Abundances (in ${log}_{10}$ scale) at freeze-out predicted by $\text{FRDM}+\text{TF}$ (top panel), HFB14 (middle plot), and BCPM (bottom plot) in the hot dynamical ejecta. Black squares represent stable nuclei.

Figure 6

Contribution of single channels in Eq. (2) to $d{Y}_n/dt$ obtained with different reaction rates in the hot dynamical scenario. The exact neutron abundance $Y_n$ (black circles) are compared with those predicted by Eq. (4) assuming quasiequilibrium (green line).

Figure 7

Impact of single fission channels on the abundances of nuclei with $A\gtrsim 250$ at 1 d (top panels) and on the evolution of $A=254$ abundances (bottom panels) for the hot dynamical ejecta.

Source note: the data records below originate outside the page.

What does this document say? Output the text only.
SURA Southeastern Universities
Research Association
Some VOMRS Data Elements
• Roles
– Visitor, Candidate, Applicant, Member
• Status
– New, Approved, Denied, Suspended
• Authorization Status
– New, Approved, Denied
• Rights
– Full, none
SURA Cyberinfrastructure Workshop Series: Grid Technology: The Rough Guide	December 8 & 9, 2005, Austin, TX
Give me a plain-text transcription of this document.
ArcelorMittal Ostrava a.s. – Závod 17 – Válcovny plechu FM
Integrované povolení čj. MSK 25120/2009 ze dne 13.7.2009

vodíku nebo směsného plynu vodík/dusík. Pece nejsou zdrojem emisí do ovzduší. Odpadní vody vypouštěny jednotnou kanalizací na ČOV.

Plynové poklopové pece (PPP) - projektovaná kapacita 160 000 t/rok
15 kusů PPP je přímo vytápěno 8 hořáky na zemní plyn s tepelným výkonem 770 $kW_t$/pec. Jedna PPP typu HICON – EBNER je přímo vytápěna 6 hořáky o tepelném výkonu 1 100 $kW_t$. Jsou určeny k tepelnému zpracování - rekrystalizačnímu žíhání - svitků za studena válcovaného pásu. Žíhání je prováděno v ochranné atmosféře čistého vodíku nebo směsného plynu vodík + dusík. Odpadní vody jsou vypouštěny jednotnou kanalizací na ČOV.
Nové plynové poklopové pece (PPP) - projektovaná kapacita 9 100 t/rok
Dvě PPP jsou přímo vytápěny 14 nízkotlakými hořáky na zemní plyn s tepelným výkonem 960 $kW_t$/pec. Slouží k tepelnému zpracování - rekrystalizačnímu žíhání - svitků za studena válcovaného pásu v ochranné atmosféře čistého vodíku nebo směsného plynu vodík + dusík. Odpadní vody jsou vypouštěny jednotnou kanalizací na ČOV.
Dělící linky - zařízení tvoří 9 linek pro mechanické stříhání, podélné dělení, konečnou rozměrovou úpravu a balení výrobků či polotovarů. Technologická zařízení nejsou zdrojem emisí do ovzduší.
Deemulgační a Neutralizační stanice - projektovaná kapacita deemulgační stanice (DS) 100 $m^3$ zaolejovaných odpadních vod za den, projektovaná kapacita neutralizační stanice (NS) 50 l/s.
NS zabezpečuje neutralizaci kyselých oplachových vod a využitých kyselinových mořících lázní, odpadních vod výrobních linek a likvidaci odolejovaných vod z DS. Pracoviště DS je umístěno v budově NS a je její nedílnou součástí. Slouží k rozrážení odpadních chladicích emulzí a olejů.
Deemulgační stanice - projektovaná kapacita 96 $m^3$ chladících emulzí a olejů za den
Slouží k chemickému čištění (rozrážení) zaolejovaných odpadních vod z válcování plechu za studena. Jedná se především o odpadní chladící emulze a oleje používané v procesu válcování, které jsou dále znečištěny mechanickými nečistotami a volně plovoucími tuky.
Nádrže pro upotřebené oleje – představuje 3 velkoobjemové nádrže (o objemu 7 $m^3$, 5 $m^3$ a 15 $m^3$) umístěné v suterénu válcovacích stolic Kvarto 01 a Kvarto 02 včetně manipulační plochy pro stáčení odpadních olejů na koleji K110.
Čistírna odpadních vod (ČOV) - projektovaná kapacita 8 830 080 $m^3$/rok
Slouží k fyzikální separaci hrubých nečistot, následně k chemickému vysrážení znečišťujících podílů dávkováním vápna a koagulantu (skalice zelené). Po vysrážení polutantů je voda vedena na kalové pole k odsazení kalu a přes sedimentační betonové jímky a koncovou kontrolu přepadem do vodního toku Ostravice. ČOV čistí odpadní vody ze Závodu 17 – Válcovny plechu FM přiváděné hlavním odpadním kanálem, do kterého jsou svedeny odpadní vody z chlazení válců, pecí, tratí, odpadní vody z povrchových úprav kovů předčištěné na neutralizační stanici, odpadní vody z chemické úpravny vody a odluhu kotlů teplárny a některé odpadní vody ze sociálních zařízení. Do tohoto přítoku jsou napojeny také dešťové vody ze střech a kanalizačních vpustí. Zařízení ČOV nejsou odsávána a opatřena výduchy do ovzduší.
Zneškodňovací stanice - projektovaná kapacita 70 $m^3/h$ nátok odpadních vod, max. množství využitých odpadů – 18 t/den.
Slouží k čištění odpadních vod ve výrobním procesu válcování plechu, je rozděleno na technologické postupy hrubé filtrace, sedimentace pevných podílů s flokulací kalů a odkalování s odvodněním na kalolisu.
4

The different curves show the abundances predicted when different fission channels are suppressed: $\beta$-delayed fission ($\beta$fis, red dashed line), spontaneous fission ($\mathit{sf}$, yellow dashed line) and neutron-induced fission ($(n,f)$, gray dashed line). The purple solid line corresponds to standard calculations, when all the fission are included. Left, middle, and right panels correspond to $\text{FRDM}+\text{TF}$, HFB14, and BCPM, respectively.

Figure 8

Neutron-induced fission (black circles) and neutron capture (green triangles) stellar reaction rates predicted at $T=0.64$ GK (solid lines, solid symbols) and $T=0,12$ GK (dotted lines, hollow symbols) by $\text{FRDM}+\text{TF}$ (left panel), HFB14 (middle panel), and BCPM (right panel).

Figure 9

Evolution of the total $220\le A\le 230$ abundance predicted by $\text{FRDM}+\text{TF}$ (solid lines), HFB14 (dotted lines), and BCPM (dashed lines) for different trajectories.

Figure 10

Radioactive energy emitted by $\beta$ decay (gray lines), $\alpha$ decay (blue lines), and fission (red lines) as a function of time for different ejecta conditions: dynamical hot (solid lines), dynamical cold (dash-dotted lines), and accretion disk (dotted lines). Top, middle, and bottom panel shows the results predicted by $\text{FRDM}+\text{TF}$, HFB14, and BCPM, respectively.

Figure 11

Top: Ejecta heating rate as a function of time predicted with BCPM (dash lines), HFB14 (dotted lines), and $\text{FRDM}+\text{TF}$ (solid lines) for different scenarios. Bottom: Evolution of the ratio between ejecta heating rates for different scenarios: $\text{FRDM}+\text{TF}$/BCPM (solid lines) and HFB14/BCPM (dotted lines).